You may be thinking that there’s not a lot of wargaming in this supposedly-wargame-related blog post. And you would be right, except that I am attempting to communicate something of the quality of my wargaming experience this week, which – likewise – did not contain a lot of wargaming.

I wound up playing a Tau army at 1000 points, which, as usual, necessitated some mental arithmetic which I cocked up. The dice suggested we play a mission entitled Vertical Envelopment. The scenario is that the two armies line up face to face no closer than 18″ apart, and the winner is the one who destroys the most units in the opposing army.

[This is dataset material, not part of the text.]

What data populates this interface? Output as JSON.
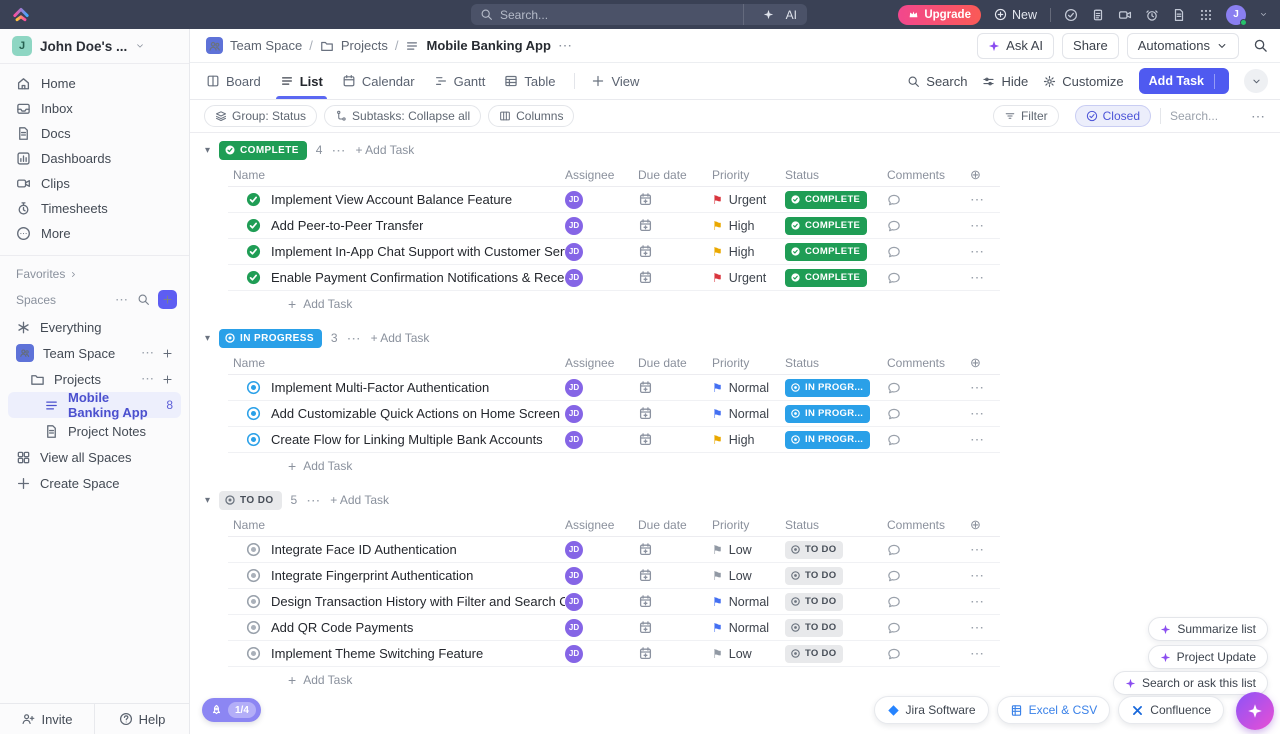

Now I don’t usually knock the Battle Missions book but this scenario just seems to invite the Tau to set up well back in their deployment zone and just go shooty-shoot-shoot: it plays entirely to their strengths (with the addition that they can bring their piranhas and hammerheads on behind the enemy army if they so choose), and they get the first turn (i.e. shooting phase) on a 2+.

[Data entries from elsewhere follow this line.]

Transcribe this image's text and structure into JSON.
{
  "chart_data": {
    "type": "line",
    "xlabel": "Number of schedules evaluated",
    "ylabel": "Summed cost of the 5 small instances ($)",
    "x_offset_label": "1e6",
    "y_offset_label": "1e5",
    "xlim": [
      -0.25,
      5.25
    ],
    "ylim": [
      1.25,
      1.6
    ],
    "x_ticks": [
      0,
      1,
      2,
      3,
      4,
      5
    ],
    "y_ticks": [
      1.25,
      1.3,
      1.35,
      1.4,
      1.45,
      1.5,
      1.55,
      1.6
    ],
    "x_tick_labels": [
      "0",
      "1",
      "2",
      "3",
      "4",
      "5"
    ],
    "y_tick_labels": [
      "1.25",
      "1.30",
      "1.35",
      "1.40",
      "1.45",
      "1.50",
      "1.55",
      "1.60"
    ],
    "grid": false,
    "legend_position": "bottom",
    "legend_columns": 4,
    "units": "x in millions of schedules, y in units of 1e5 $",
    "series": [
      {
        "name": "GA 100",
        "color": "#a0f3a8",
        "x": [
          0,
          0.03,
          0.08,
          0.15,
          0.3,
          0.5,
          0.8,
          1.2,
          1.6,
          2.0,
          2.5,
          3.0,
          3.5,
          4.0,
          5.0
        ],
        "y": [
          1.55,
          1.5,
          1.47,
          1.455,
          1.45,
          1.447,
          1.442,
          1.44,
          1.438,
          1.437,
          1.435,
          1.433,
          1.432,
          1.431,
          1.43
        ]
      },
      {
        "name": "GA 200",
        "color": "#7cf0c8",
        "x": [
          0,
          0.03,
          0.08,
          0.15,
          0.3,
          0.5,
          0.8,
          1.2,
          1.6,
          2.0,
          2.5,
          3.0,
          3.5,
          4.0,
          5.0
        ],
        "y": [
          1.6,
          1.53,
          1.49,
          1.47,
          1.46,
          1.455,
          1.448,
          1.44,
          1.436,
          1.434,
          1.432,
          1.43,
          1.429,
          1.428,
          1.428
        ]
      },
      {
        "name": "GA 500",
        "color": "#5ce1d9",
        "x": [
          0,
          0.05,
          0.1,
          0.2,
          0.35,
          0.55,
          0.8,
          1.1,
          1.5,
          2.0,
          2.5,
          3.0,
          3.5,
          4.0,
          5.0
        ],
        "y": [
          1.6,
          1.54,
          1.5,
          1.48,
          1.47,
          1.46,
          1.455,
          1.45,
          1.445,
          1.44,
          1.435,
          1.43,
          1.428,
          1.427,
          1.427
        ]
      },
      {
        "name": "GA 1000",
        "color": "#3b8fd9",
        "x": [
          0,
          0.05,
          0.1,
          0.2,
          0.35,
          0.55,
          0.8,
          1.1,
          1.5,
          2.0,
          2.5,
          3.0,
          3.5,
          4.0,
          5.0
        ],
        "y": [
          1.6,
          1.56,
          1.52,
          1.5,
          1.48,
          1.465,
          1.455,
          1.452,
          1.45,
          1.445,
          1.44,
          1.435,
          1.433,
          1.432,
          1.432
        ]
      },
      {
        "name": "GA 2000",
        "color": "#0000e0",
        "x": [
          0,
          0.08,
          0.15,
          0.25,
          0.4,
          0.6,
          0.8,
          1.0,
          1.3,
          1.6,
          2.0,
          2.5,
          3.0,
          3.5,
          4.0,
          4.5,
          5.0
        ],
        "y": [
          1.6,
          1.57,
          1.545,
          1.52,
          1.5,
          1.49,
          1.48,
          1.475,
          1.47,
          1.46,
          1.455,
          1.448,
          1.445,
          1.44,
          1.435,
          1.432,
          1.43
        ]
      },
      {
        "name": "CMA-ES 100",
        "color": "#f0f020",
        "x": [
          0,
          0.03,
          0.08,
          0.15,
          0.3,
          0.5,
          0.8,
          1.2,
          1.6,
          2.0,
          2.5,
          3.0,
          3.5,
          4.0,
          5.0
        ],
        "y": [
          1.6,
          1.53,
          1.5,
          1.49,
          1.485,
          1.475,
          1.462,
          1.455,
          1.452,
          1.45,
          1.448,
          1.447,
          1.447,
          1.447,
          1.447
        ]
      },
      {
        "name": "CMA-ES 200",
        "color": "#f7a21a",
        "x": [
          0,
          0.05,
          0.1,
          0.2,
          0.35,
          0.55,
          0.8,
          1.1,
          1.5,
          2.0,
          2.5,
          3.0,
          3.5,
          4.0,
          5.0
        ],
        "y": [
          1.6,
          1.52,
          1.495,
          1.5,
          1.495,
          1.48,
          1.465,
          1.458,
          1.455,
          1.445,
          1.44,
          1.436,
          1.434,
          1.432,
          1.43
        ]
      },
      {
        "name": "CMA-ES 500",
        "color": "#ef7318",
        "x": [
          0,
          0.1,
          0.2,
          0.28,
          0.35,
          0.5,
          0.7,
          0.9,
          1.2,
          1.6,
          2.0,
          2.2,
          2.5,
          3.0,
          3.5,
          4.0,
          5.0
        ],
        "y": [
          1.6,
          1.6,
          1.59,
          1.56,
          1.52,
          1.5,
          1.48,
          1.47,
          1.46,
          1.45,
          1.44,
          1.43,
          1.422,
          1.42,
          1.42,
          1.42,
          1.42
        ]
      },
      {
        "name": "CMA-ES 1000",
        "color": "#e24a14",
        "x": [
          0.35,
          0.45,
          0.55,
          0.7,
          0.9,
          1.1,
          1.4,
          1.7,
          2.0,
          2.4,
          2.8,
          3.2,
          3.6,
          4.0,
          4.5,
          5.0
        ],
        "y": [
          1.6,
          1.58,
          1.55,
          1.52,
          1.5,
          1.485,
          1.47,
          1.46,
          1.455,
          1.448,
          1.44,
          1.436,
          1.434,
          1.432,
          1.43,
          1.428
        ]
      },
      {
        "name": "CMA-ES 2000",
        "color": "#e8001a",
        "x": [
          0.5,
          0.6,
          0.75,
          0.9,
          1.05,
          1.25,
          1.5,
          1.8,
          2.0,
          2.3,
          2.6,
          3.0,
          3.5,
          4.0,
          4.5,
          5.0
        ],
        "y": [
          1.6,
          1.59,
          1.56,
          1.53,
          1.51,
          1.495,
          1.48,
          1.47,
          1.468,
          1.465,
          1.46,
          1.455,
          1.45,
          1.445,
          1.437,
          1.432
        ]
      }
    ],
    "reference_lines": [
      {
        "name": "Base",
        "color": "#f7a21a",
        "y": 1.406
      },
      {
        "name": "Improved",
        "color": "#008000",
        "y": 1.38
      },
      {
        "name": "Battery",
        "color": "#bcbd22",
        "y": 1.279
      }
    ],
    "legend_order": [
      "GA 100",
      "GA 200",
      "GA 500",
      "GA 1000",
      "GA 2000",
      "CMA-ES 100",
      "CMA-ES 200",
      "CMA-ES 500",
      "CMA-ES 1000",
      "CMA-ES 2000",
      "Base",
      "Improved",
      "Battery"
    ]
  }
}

And so it transpired, with the Blood Angels staggering forward through a hail of fire in a vain attempt to engage the Tau up close. When I got to initiate assaults, the Blood Angels effortlessly destroyed whatever they contacted, even though it was only two vampire-marines against a full Tau squad on both occasions. And the downside was that the assault units were left hung out to dry in the aftermath of the assault of both occasions and didn’t survive the Tau counterfire.

Well, anyway, I’m not going to attempt a full blow-by-blow partly because I can’t remember which Tau units shot up which ones of mine (I will say that the Tau do seem to get an awful lot of models at 1K though). And it wasn’t as if I was wiped out by the end of turn 6, when the game ended: I had a tactical marine with a missile launcher hanging in there. Nevertheless I had lost 5 units and only managed to kill some Kroot, some pathfinders, a piranha and some stealthsuits, so it was a 5-4 win for the Tau.

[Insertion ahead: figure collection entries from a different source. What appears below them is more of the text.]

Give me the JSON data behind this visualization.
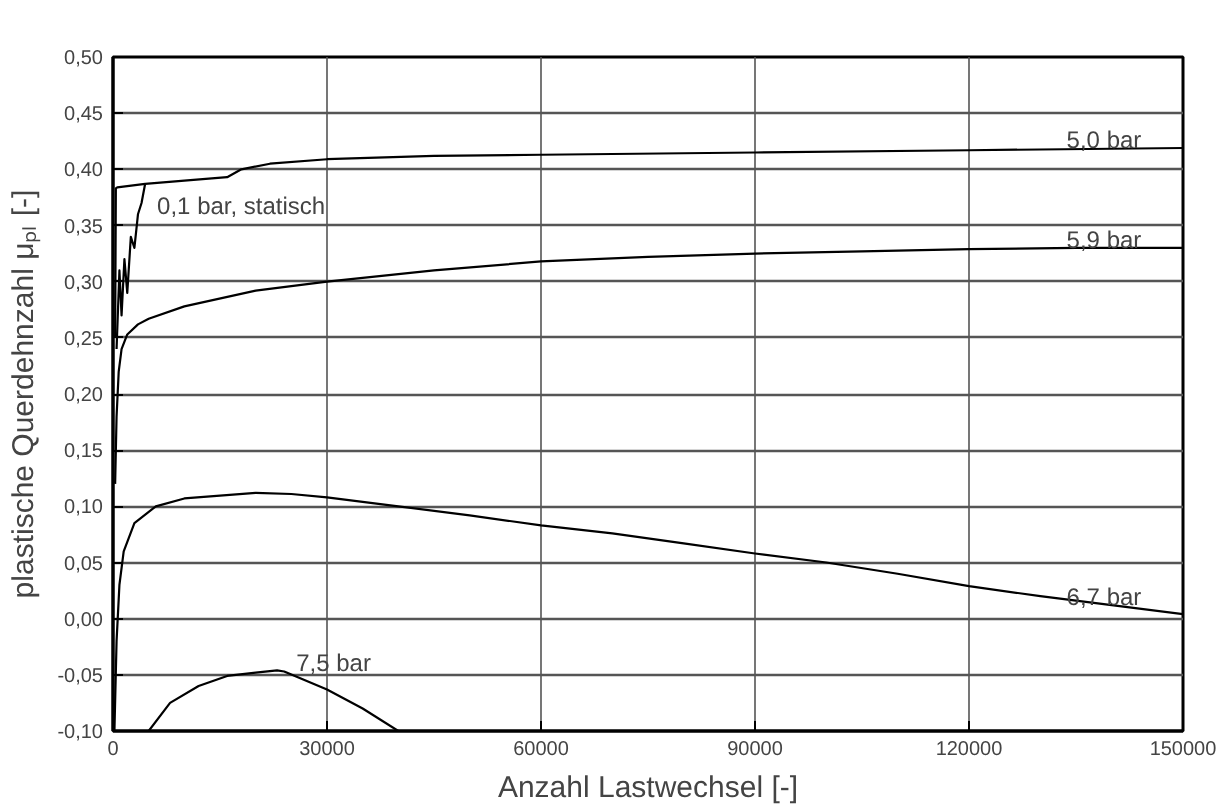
{
  "chart_data": {
    "type": "line",
    "xlabel": "Anzahl Lastwechsel [-]",
    "ylabel": "plastische Querdehnzahl μₚₗ [-]",
    "xlim": [
      0,
      150000
    ],
    "xticks": [
      0,
      30000,
      60000,
      90000,
      120000,
      150000
    ],
    "ylim": [
      -0.1,
      0.5
    ],
    "yticks": [
      {
        "value": -0.1,
        "label": "-0,10"
      },
      {
        "value": -0.05,
        "label": "-0,05"
      },
      {
        "value": 0,
        "label": "0,00"
      },
      {
        "value": 0.05,
        "label": "0,05"
      },
      {
        "value": 0.1,
        "label": "0,10"
      },
      {
        "value": 0.15,
        "label": "0,15"
      },
      {
        "value": 0.2,
        "label": "0,20"
      },
      {
        "value": 0.25,
        "label": "0,25"
      },
      {
        "value": 0.3,
        "label": "0,30"
      },
      {
        "value": 0.35,
        "label": "0,35"
      },
      {
        "value": 0.4,
        "label": "0,40"
      },
      {
        "value": 0.45,
        "label": "0,45"
      },
      {
        "value": 0.5,
        "label": "0,50"
      }
    ],
    "grid": true,
    "marker": "none",
    "line_style": "solid",
    "series": [
      {
        "color": "#000000",
        "x": [
          500,
          900,
          1200,
          1600,
          2000,
          2500,
          3000,
          3500,
          4000,
          4500
        ],
        "values": [
          0.24,
          0.31,
          0.27,
          0.32,
          0.29,
          0.34,
          0.33,
          0.36,
          0.37,
          0.387
        ]
      },
      {
        "color": "#000000",
        "x": [
          300,
          400,
          600,
          4500,
          10000,
          16000,
          18000,
          22000,
          30000,
          45000,
          60000,
          90000,
          120000,
          150000
        ],
        "values": [
          0.25,
          0.383,
          0.384,
          0.387,
          0.39,
          0.393,
          0.4,
          0.405,
          0.409,
          0.412,
          0.413,
          0.415,
          0.417,
          0.419
        ]
      },
      {
        "color": "#000000",
        "x": [
          300,
          500,
          800,
          1200,
          2000,
          3500,
          5000,
          10000,
          20000,
          30000,
          45000,
          60000,
          75000,
          90000,
          105000,
          120000,
          135000,
          150000
        ],
        "values": [
          0.12,
          0.18,
          0.22,
          0.24,
          0.253,
          0.262,
          0.267,
          0.278,
          0.292,
          0.3,
          0.31,
          0.318,
          0.322,
          0.325,
          0.327,
          0.329,
          0.33,
          0.33
        ]
      },
      {
        "color": "#000000",
        "x": [
          200,
          500,
          900,
          1500,
          3000,
          6000,
          10000,
          20000,
          25000,
          30000,
          40000,
          50000,
          60000,
          70000,
          80000,
          90000,
          100000,
          110000,
          120000,
          130000,
          140000,
          150000
        ],
        "values": [
          -0.1,
          -0.02,
          0.03,
          0.06,
          0.085,
          0.1,
          0.107,
          0.112,
          0.111,
          0.108,
          0.1,
          0.092,
          0.083,
          0.076,
          0.067,
          0.058,
          0.05,
          0.04,
          0.029,
          0.02,
          0.012,
          0.004
        ]
      },
      {
        "color": "#000000",
        "x": [
          5000,
          8000,
          12000,
          16000,
          20000,
          23000,
          24000,
          30000,
          35000,
          40000
        ],
        "values": [
          -0.1,
          -0.075,
          -0.06,
          -0.051,
          -0.048,
          -0.046,
          -0.047,
          -0.063,
          -0.08,
          -0.1
        ]
      }
    ],
    "annotations": [
      {
        "text": "0,1 bar, statisch",
        "x": 4500,
        "y": 0.36
      },
      {
        "text": "5,0 bar",
        "x": 132000,
        "y": 0.419
      },
      {
        "text": "5,9 bar",
        "x": 132000,
        "y": 0.33
      },
      {
        "text": "6,7 bar",
        "x": 132000,
        "y": 0.012
      },
      {
        "text": "7,5 bar",
        "x": 24000,
        "y": -0.047
      }
    ]
  }
}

Not, you would think from looking at the score, a terrible drubbing, but still unsatisfactory.¬†The game only lasted about thirty minutes, because the Tau were mainly just using their shooting phase and I was mostly moving and then running. And on the bus home I realised my army had actually only totalled 940 points and I could have given the Death Company their rhino transport. I can’t imagine how this game would have gone if they’d been mobile: as it was they lost 7 out of 10 troopers in the first Tau shooting phase (nearly a quarter of the points cost of the army).

Even before this game I had been thinking that my army relied too much on the Death-and-Meph combo to contest games and this performance only confirmed that (I didn’t take Mephiston; I wouldn’t at 1000 points, it’s just uncivilised). The usual issues: I need more bodies, more long-range anti-tank shooting, maybe some more transports… hrmmp.

So at least I got out of the shop early for once, anyway. After enjoying my chicken royale meal from a well-known fast food restaurant chain, I found I had a few minutes before the bus back to the garret. So I popped into Waterstone’s again for a casual look around and maybe a bit of a browse (no Moorcock on the shelves at all – and they call themselves a bookshop) and emerged, admittedly sheepish, with a crisp new copy of Yippi-Ki-Ay Moviegoer! by Vern. Vern does a good job of appearing to be a complete moron but his film reviews are subtle and extremely funny, and a definite incitement to me to raise my own game. And if I’d had a more satisfying game this week (or, alternately, checked my sums) I might never have bought it. So, you know, silver linings and all.